— Не уверен, что смогу объяснить достаточно понятно для тебя, — процедил Баринтус.
Джереми почернел.
Я с улыбкой повернулась к Вилсону и Кармайкл и попросила:
— Вы не могли бы на минутку оставить нас наедине? Мне очень неловко, но прошу вас, отойдите на несколько шагов, пока мы тут разберемся.
Они переглянулись, посмотрели на взбешенного Джереми и надменного Баринтуса, кивнули и отошли. Никто не хочет оказаться возле семифутового полубога, когда тому вздумается выяснять отношения.
Я повернулась к упомянутому полубогу.
— Хватит, — сказала я, тыкая пальцем в его грудь, так что он слегка пошатнулся. — Джереми мой начальник. Он платит нам деньги, на которые мы живем, в том числе и ты, Баринтус.
Он посмотрел на меня с высоты своего роста — разницы в два фута хватает, чтобы выразить любое презрение, но я уже была по горло сыта его высокомерием.
— Ты не заработал ни цента. Ничегошеньки не сделал, чтобы мы могли прожить в Лос-Анджелесе, так что подумай об этом, прежде чем демонстрировать презрительную гримасу. Джереми мне и другим куда полезней, чем ты.
Мне удалось пробить броню его надменности, и в глазах Баринтуса мелькнула неуверенность — хотя он попытался ее скрыть.
— Ты не говорила, что ждешь от меня помощи в этом смысле.
— А что ты думал? Да, Мэви Рид разрешает нам жить у нее бесплатно, но кормить нашу ораву она не обязана. А когда она вернется из Европы, ей может снова понадобиться ее дом — дома, точнее. И что тогда?
Он слегка помрачнел.
— Вот-вот, ты понял. Нас уже больше сотни, включая Красных Колпаков, которые разбили лагерь на земле Мэви, потому что под крышей уже не помещаются. Ты понимаешь, что у нас уже почти целый двор, но без королевской сокровищницы и без магии, которая могла бы нас одеть и прокормить? Без волшебного холма, который вместил бы всех и только рос бы, когда нас становится больше.
— Но дикая магия создала для тебя новый участок волшебной страны, — напомнил он.

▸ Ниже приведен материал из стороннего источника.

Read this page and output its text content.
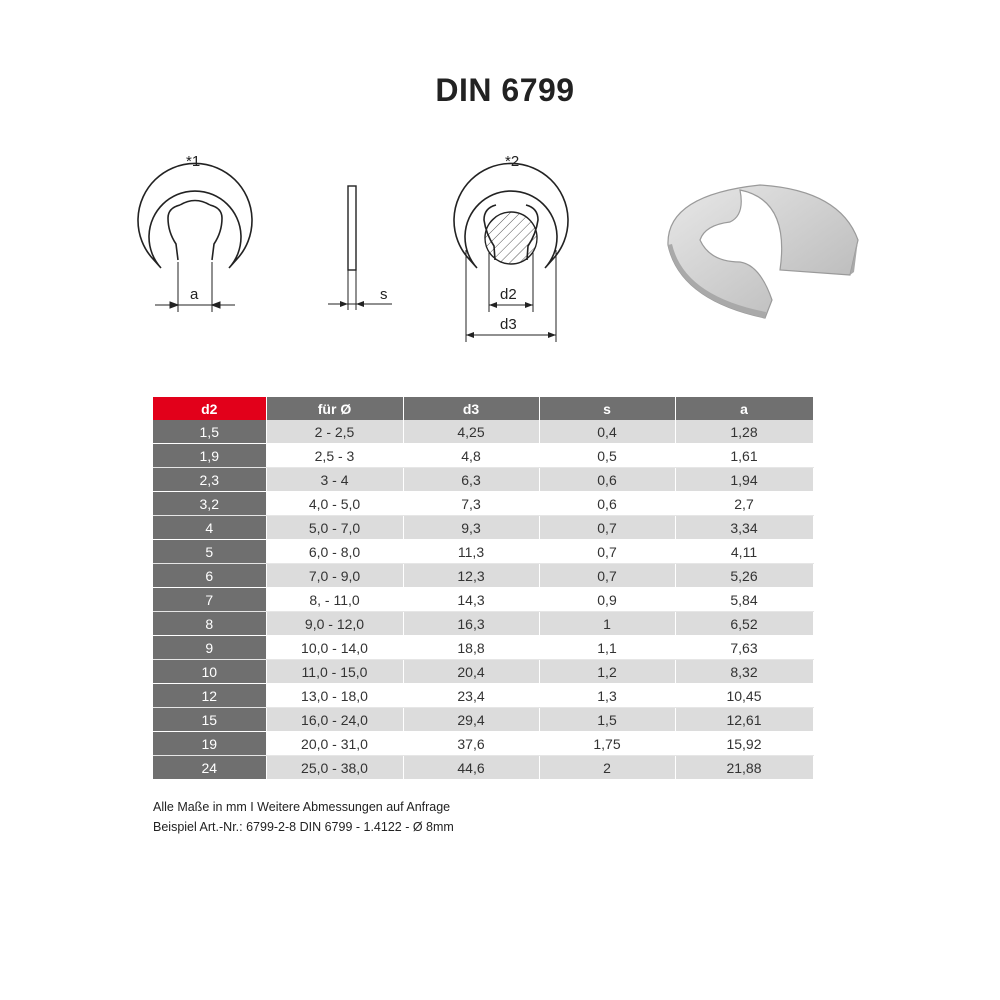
DIN 6799
*1
a	s
*2
d2
d3
d2	für Ø	d3	s	a
1,5	2 - 2,5	4,25	0,4	1,28
1,9	2,5 - 3	4,8	0,5	1,61
2,3	3 - 4	6,3	0,6	1,94
3,2	4,0 - 5,0	7,3	0,6	2,7
4	5,0 - 7,0	9,3	0,7	3,34
5	6,0 - 8,0	11,3	0,7	4,11
6	7,0 - 9,0	12,3	0,7	5,26
7	8, - 11,0	14,3	0,9	5,84
8	9,0 - 12,0	16,3	1	6,52
9	10,0 - 14,0	18,8	1,1	7,63
10	11,0 - 15,0	20,4	1,2	8,32
12	13,0 - 18,0	23,4	1,3	10,45
15	16,0 - 24,0	29,4	1,5	12,61
19	20,0 - 31,0	37,6	1,75	15,92
24	25,0 - 38,0	44,6	2	21,88
Alle Maße in mm I Weitere Abmessungen auf Anfrage
Beispiel Art.-Nr.: 6799-2-8 DIN 6799 - 1.4122 - Ø 8mm
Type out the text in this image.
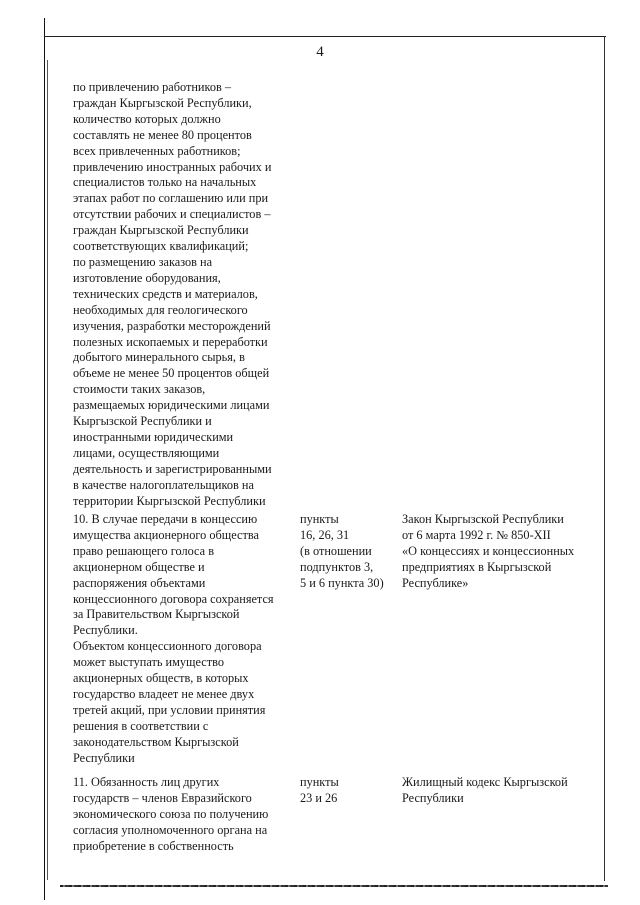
4

по привлечению работников –
граждан Кыргызской Республики,
количество которых должно
составлять не менее 80 процентов
всех привлеченных работников;
привлечению иностранных рабочих и
специалистов только на начальных
этапах работ по соглашению или при
отсутствии рабочих и специалистов –
граждан Кыргызской Республики
соответствующих квалификаций;
по размещению заказов на
изготовление оборудования,
технических средств и материалов,
необходимых для геологического
изучения, разработки месторождений
полезных ископаемых и переработки
добытого минерального сырья, в
объеме не менее 50 процентов общей
стоимости таких заказов,
размещаемых юридическими лицами
Кыргызской Республики и
иностранными юридическими
лицами, осуществляющими
деятельность и зарегистрированными
в качестве налогоплательщиков на
территории Кыргызской Республики

10. В случае передачи в концессию
имущества акционерного общества
право решающего голоса в
акционерном обществе и
распоряжения объектами
концессионного договора сохраняется
за Правительством Кыргызской
Республики.
Объектом концессионного договора
может выступать имущество
акционерных обществ, в которых
государство владеет не менее двух
третей акций, при условии принятия
решения в соответствии с
законодательством Кыргызской
Республики

пункты
16, 26, 31
(в отношении
подпунктов 3,
5 и 6 пункта 30)

Закон Кыргызской Республики
от 6 марта 1992 г. № 850-XII
«О концессиях и концессионных
предприятиях в Кыргызской
Республике»

11. Обязанность лиц других
государств – членов Евразийского
экономического союза по получению
согласия уполномоченного органа на
приобретение в собственность

пункты
23 и 26

Жилищный кодекс Кыргызской
Республики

— Да, и этим тут же воспользовался Таранис, похитив меня оттуда, так что эта земля для нас бесполезна мы никого не можем там поселить, потому что она не защищена от вторжения наших врагов.
— У Риса теперь есть ситхен. И еще будут новые.

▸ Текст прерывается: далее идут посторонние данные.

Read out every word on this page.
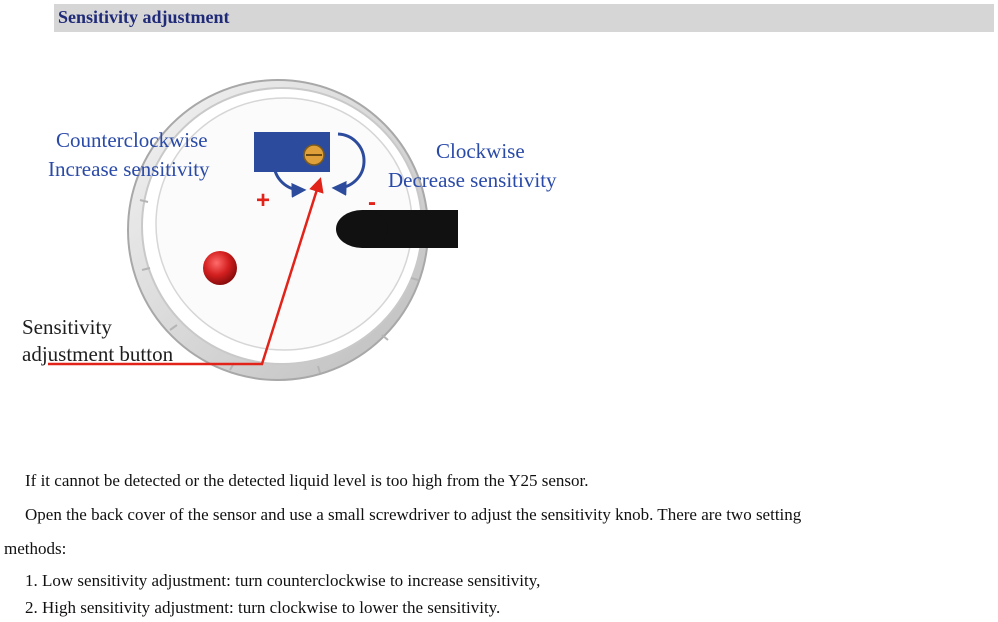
Sensitivity adjustment
+	-
Counterclockwise
Increase sensitivity
Clockwise
Decrease sensitivity
Sensitivity
adjustment button
If it cannot be detected or the detected liquid level is too high from the Y25 sensor.
Open the back cover of the sensor and use a small screwdriver to adjust the sensitivity knob. There are two setting
methods:
1. Low sensitivity adjustment: turn counterclockwise to increase sensitivity,
2. High sensitivity adjustment: turn clockwise to lower the sensitivity.
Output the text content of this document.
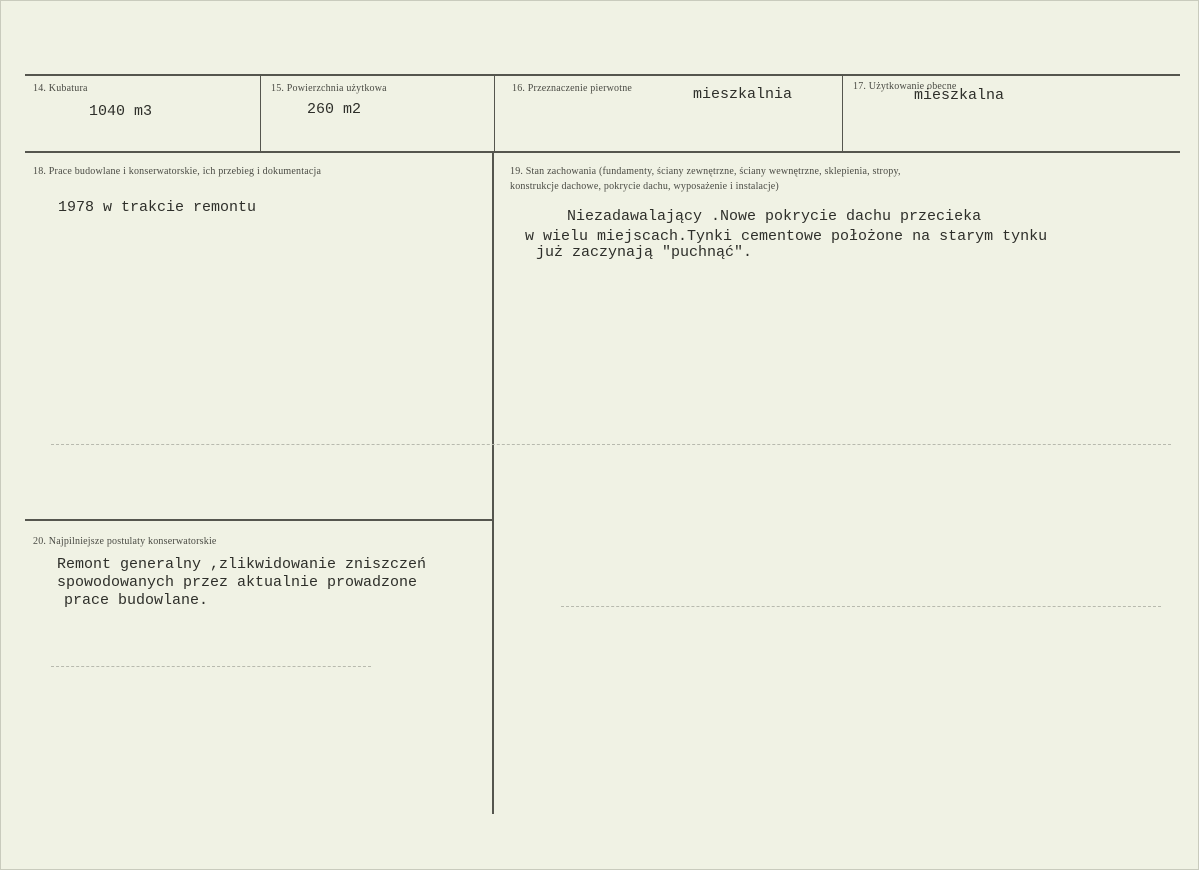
14. Kubatura
1040 m3
15. Powierzchnia użytkowa
260 m2
16. Przeznaczenie pierwotne	mieszkalnia	17. Użytkowanie obecne
mieszkalna
18. Prace budowlane i konserwatorskie, ich przebieg i dokumentacja
1978 w trakcie remontu
19. Stan zachowania (fundamenty, ściany zewnętrzne, ściany wewnętrzne, sklepienia, stropy,
konstrukcje dachowe, pokrycie dachu, wyposażenie i instalacje)
Niezadawalający .Nowe pokrycie dachu przecieka
w wielu miejscach.Tynki cementowe położone na starym tynku
już zaczynają "puchnąć".
20. Najpilniejsze postulaty konserwatorskie
Remont generalny ,zlikwidowanie zniszczeń
spowodowanych przez aktualnie prowadzone
prace budowlane.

— И мы опять же не знаем, насколько они уязвимы для нападения.
— Это не обычный ситхен, Баринтус, это многоквартирный дом, — сказал Рис.
— Многоквартирный дом?
Рис кивнул.
— Он волшебным образом появился посреди квартала, раздвинув два соседних дома, и выглядит как обычный слегка обветшалый дом. Но это безусловно ситхен, причем ситхен тех, старых времен. Там одна и та же дверь ведет в разные помещения. Это магия хаоса, Баринтус. Туда никого нельзя поселить, пока я не пойму, на что она способна и какие у нее планы.
— Что, такая мощная? — спросил Баринтус.
Рис кивнул.
— Да, по ощущению.
— Будут еще ситхены, — не сдавался Баринтус.

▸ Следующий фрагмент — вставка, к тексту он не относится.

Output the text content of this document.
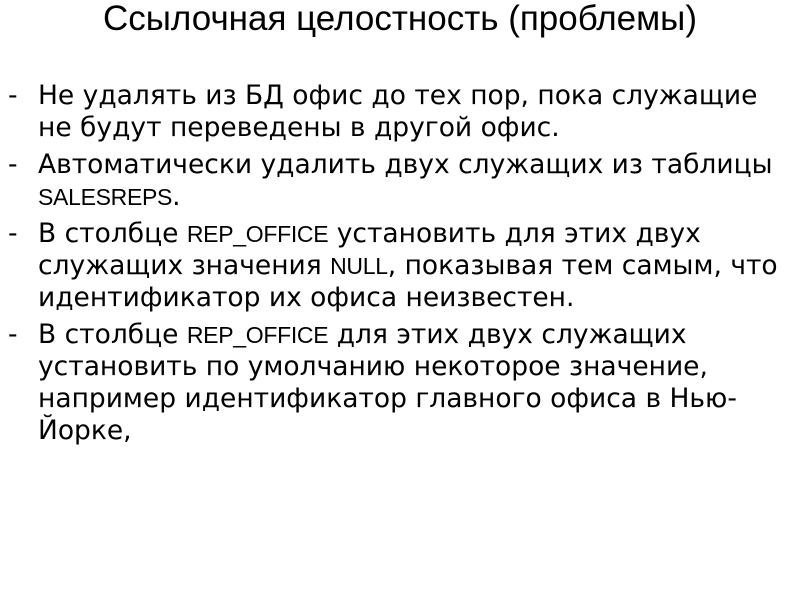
Ссылочная целостность (проблемы)
- Не удалять из БД офис до тех пор, пока служащие не будут переведены в другой офис.
- Автоматически удалить двух служащих из таблицы SALESREPS.
- В столбце REP_OFFICE установить для этих двух служащих значения NULL, показывая тем самым, что идентификатор их офиса неизвестен.
- В столбце REP_OFFICE для этих двух служащих установить по умолчанию некоторое значение, например идентификатор главного офиса в Нью-Йорке,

— Возможно, но пока их нет, нам нужны деньги. Все, какие мы можем заработать. Мы — это значит, и ты тоже.
— Когда вот он предложил мне работу телохранителя, ты не сказала, что я должен согласиться…
— Не «вот он», а Джереми. Джереми Грей, и он уже несколько десятков лет живет среди людей и живет хорошо. Это умение для меня куда ценнее, чем твоя способность плескать в стены океанскими волнами. Что было ребячеством, кстати.
— Тем людям не нужна была охрана. Они просто хотели, чтобы я стоял рядом с ними и все на меня глазели.
— Нет, они хотели, чтобы ты стоял рядом с ними и своей красотой привлекал внимание к ним и их жизни.
— Я не цирковой уродец, чтобы позировать перед камерами!
— Да все забыли уже ту историю из пятидесятых, Баринтус, — сказал Рис.
Один неумный журналист назвал, тогда Баринтуса «человек-рыба» — из-за гибкой перепонки между пальцами. Журналист погиб, катаясь на лодке. Очевидцы говорили, что ни с того ни с сего поднялась волна и перевернула лодку.
Баринтус отвернулся, сунув руки в карманы.
Дойл сказал:
— Мы с Холодом оба, бывает, охраняем людей, которым никакая охрана не нужна. Позволяем собой восхищаться и получаем за это деньги.
— Ты один раз согласился на такую работу, но потом велел тебя не приглашать, — сказал Баринтусу Холод. — Что там случилось?
— Я сказал Мерри, что лучше буду настоящим телохранителем при ней, чем показным — при ком-то чужом.